Carmarthen (Caerfyrddin), Carmarthenshire
A short tour of a west Wales market town
(Photos © urban75, June 2009)
Carmarthen is the county town of Carmarthenshire, Wales. Sited on the River Towy, the town's history stretches to pre-Roman times, and lays claims to be the the oldest town in Wales.
Home to a large proportion of Welsh speakers, Carmarthen hosted the National Eisteddfod in 1867, 1911 and 1974.
Carmarthen served as the judicial headquarters of the Court of Great Sessions for south-west Wales, with agriculture and woolen manufacture being the dominant industries in 16th and 17th centuries, before being replaced by iron and coal trades by the mid 18th century.
We were passing through the town on our way ti Cardigan, but hanks to Dr Beeching's cruel railway cuts of the early 1960s, the line was abandoned nearly fifty years ago.
In fact, it's not even possible to travel from south or west Wales to north Wales without taking an unwanted detour into England, so our trip from London involved two trains, a long bus ride and a taxi.
Here's a photo taken at Swansea station - a rather downbeat kind of station in desperate need of refurbishment and a lick of paint - while we waited for our connection to take us westwards on to Carmarthen.
Wales is stuffed full of castles, and we spotted several on our journey onwards from Swansea.

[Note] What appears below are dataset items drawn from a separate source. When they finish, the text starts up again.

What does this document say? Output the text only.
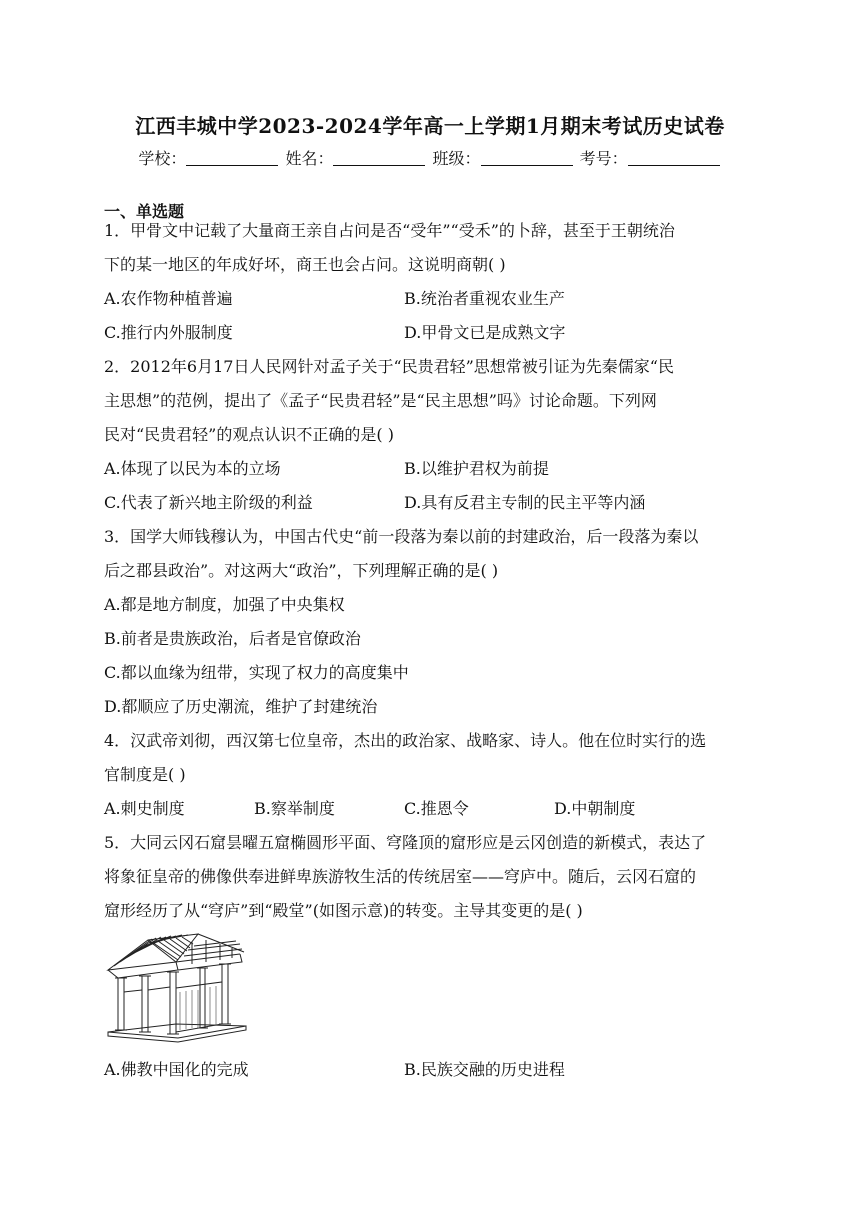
江西丰城中学2023-2024学年高一上学期1月期末考试历史试卷
学校：	姓名：	班级：	考号：
一、单选题
1．甲骨文中记载了大量商王亲自占问是否“受年”“受禾”的卜辞，甚至于王朝统治
下的某一地区的年成好坏，商王也会占问。这说明商朝( )
A.农作物种植普遍	B.统治者重视农业生产
C.推行内外服制度	D.甲骨文已是成熟文字
2．2012年6月17日人民网针对孟子关于“民贵君轻”思想常被引证为先秦儒家“民
主思想”的范例，提出了《孟子“民贵君轻”是“民主思想”吗》讨论命题。下列网
民对“民贵君轻”的观点认识不正确的是( )
A.体现了以民为本的立场	B.以维护君权为前提
C.代表了新兴地主阶级的利益	D.具有反君主专制的民主平等内涵
3．国学大师钱穆认为，中国古代史“前一段落为秦以前的封建政治，后一段落为秦以
后之郡县政治”。对这两大“政治”，下列理解正确的是( )
A.都是地方制度，加强了中央集权
B.前者是贵族政治，后者是官僚政治
C.都以血缘为纽带，实现了权力的高度集中
D.都顺应了历史潮流，维护了封建统治
4．汉武帝刘彻，西汉第七位皇帝，杰出的政治家、战略家、诗人。他在位时实行的选
官制度是( )
A.刺史制度	B.察举制度	C.推恩令	D.中朝制度
5．大同云冈石窟昙曜五窟椭圆形平面、穹隆顶的窟形应是云冈创造的新模式，表达了
将象征皇帝的佛像供奉进鲜卑族游牧生活的传统居室——穹庐中。随后，云冈石窟的
窟形经历了从“穹庐”到“殿堂”(如图示意)的转变。主导其变更的是( )
A.佛教中国化的完成	B.民族交融的历史进程
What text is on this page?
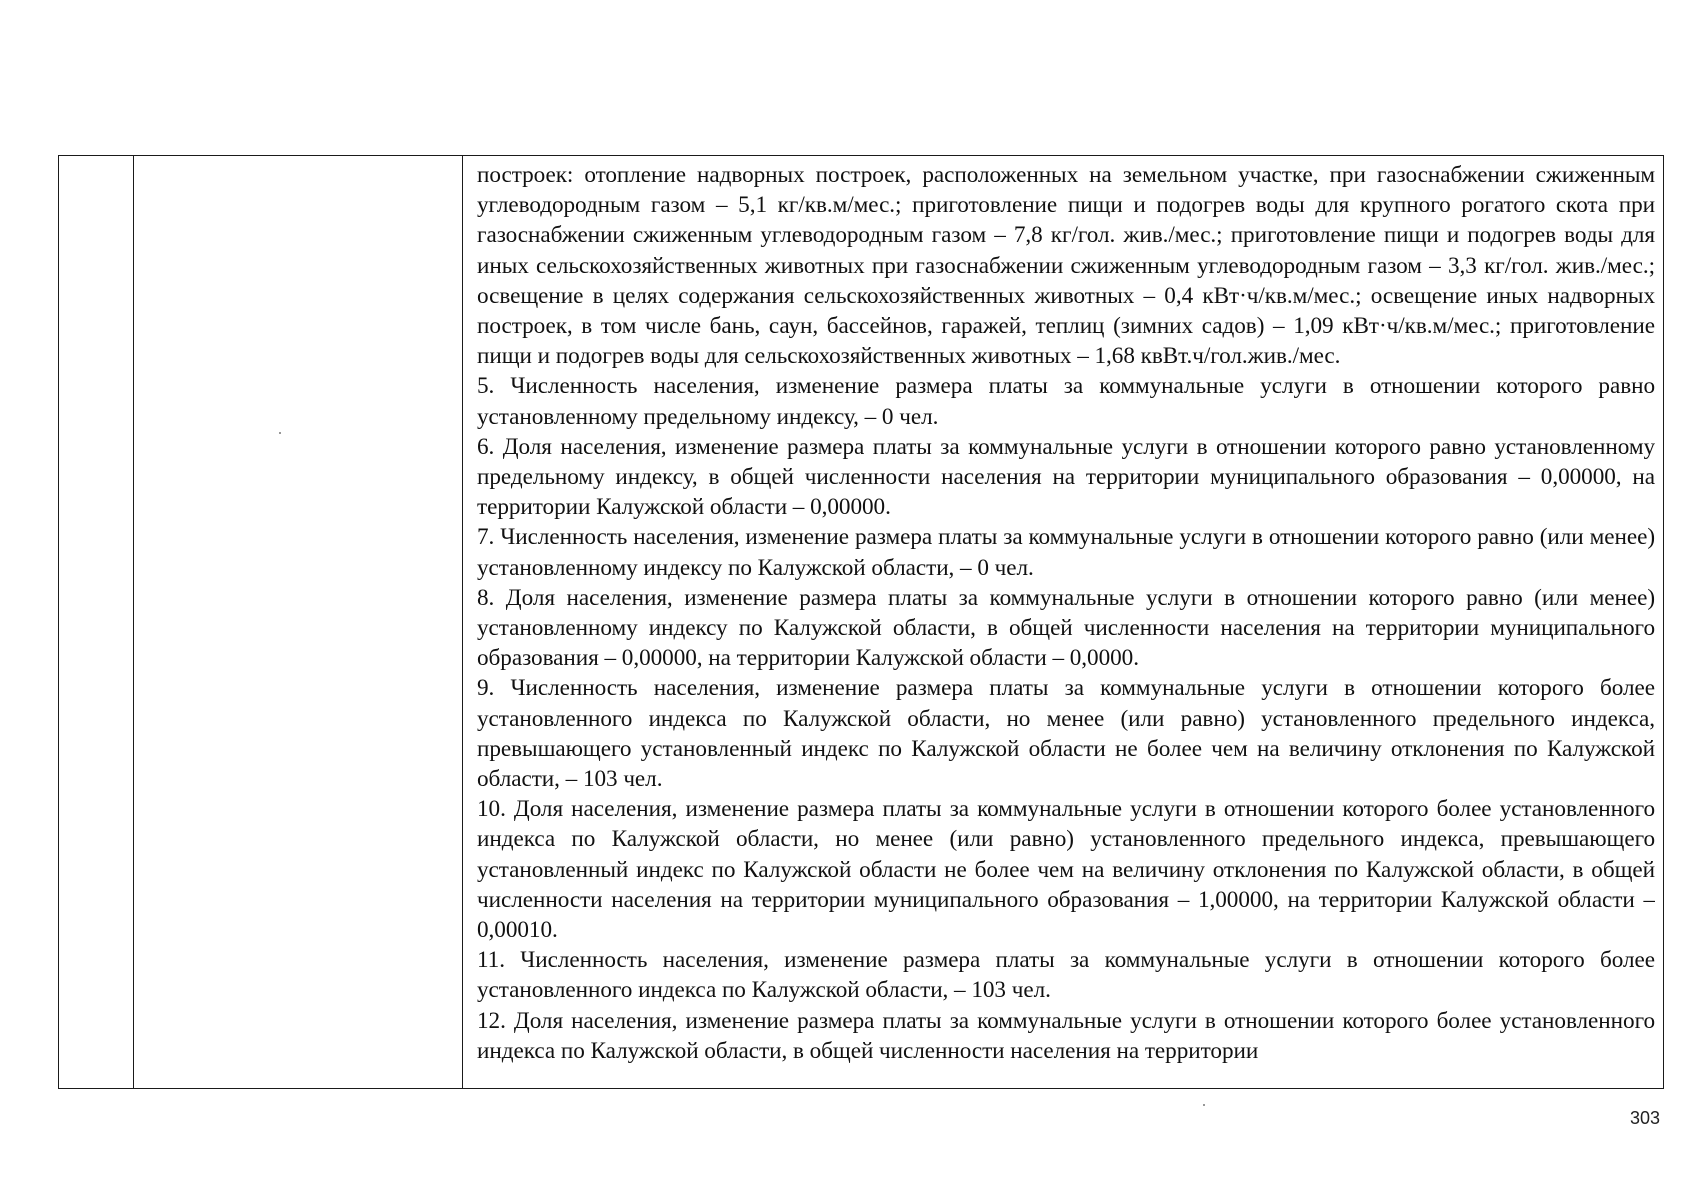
построек: отопление надворных построек, расположенных на земельном участке, при газоснабжении сжиженным углеводородным газом – 5,1 кг/кв.м/мес.; приготовление пищи и подогрев воды для крупного рогатого скота при газоснабжении сжиженным углеводородным газом – 7,8 кг/гол. жив./мес.; приготовление пищи и подогрев воды для иных сельскохозяйственных животных при газоснабжении сжиженным углеводородным газом – 3,3 кг/гол. жив./мес.; освещение в целях содержания сельскохозяйственных животных – 0,4 кВт·ч/кв.м/мес.; освещение иных надворных построек, в том числе бань, саун, бассейнов, гаражей, теплиц (зимних садов) – 1,09 кВт·ч/кв.м/мес.; приготовление пищи и подогрев воды для сельскохозяйственных животных – 1,68 квВт.ч/гол.жив./мес.

5. Численность населения, изменение размера платы за коммунальные услуги в отношении которого равно установленному предельному индексу, – 0 чел.

6. Доля населения, изменение размера платы за коммунальные услуги в отношении которого равно установленному предельному индексу, в общей численности населения на территории муниципального образования – 0,00000, на территории Калужской области – 0,00000.

7. Численность населения, изменение размера платы за коммунальные услуги в отношении которого равно (или менее) установленному индексу по Калужской области, – 0 чел.

8. Доля населения, изменение размера платы за коммунальные услуги в отношении которого равно (или менее) установленному индексу по Калужской области, в общей численности населения на территории муниципального образования – 0,00000, на территории Калужской области – 0,0000.

9. Численность населения, изменение размера платы за коммунальные услуги в отношении которого более установленного индекса по Калужской области, но менее (или равно) установленного предельного индекса, превышающего установленный индекс по Калужской области не более чем на величину отклонения по Калужской области, – 103 чел.

10. Доля населения, изменение размера платы за коммунальные услуги в отношении которого более установленного индекса по Калужской области, но менее (или равно) установленного предельного индекса, превышающего установленный индекс по Калужской области не более чем на величину отклонения по Калужской области, в общей численности населения на территории муниципального образования – 1,00000, на территории Калужской области – 0,00010.

11. Численность населения, изменение размера платы за коммунальные услуги в отношении которого более установленного индекса по Калужской области, – 103 чел.

12. Доля населения, изменение размера платы за коммунальные услуги в отношении которого более установленного индекса по Калужской области, в общей численности населения на территории

303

End of the line, Carmarthen station.
Once a bustling junction for now-closed branch lines northwards to Newcastle Emlyn, Aberayron and Aberystwyth, and also a connecting line to the Heart of Wales line at Llandeilo, Carmarthen is now a terminus.
Carmarthen's County Hall, which stands on a hill right next to the castle. I thought it was a prison!
Looking west along the River Towy.
Carmarthen is an attractive county town.
The home of the Carmarthen Journal. Or, more accurately, the 'Jou nal' as the letter 'r' has fallen off.
Harding's Siop Y Seld, King Street.
Delightfully old fashioned D King Morgan Dispensing Chemists on King Street.
Inside, there were many original fittings, glass jars and traditional wooden counters.
St Peter's Church (Eglwys San Pedr) - Carmarthen's original parish church and its oldest building still in use for its original purpose.
Its recorded history dates from the reign of King Henry I (1100 -1135), with its first recorded vicar being Richard ap John in 1278. One of the largest churches in the Diocese of Saint David's, Saint Peter's measures 52 metres from west porch to east window and 15 metres wide across nave and south aisle.
Comprising a west tower, nave, chancel, south aisle and a Consistory Court, the church is built of local red sandstone and grey shale.
Opposite St Peter's Church is the Oriel Myrddin Gallery, which this work by Carmarthenshire based artist, Mark Folds.
The piece - part of his 'Comfort Zone' exhibition - comments on the low flying jets that thunder over the Welsh countryside.
These three plaques are sited opposite the church, in a small shelter.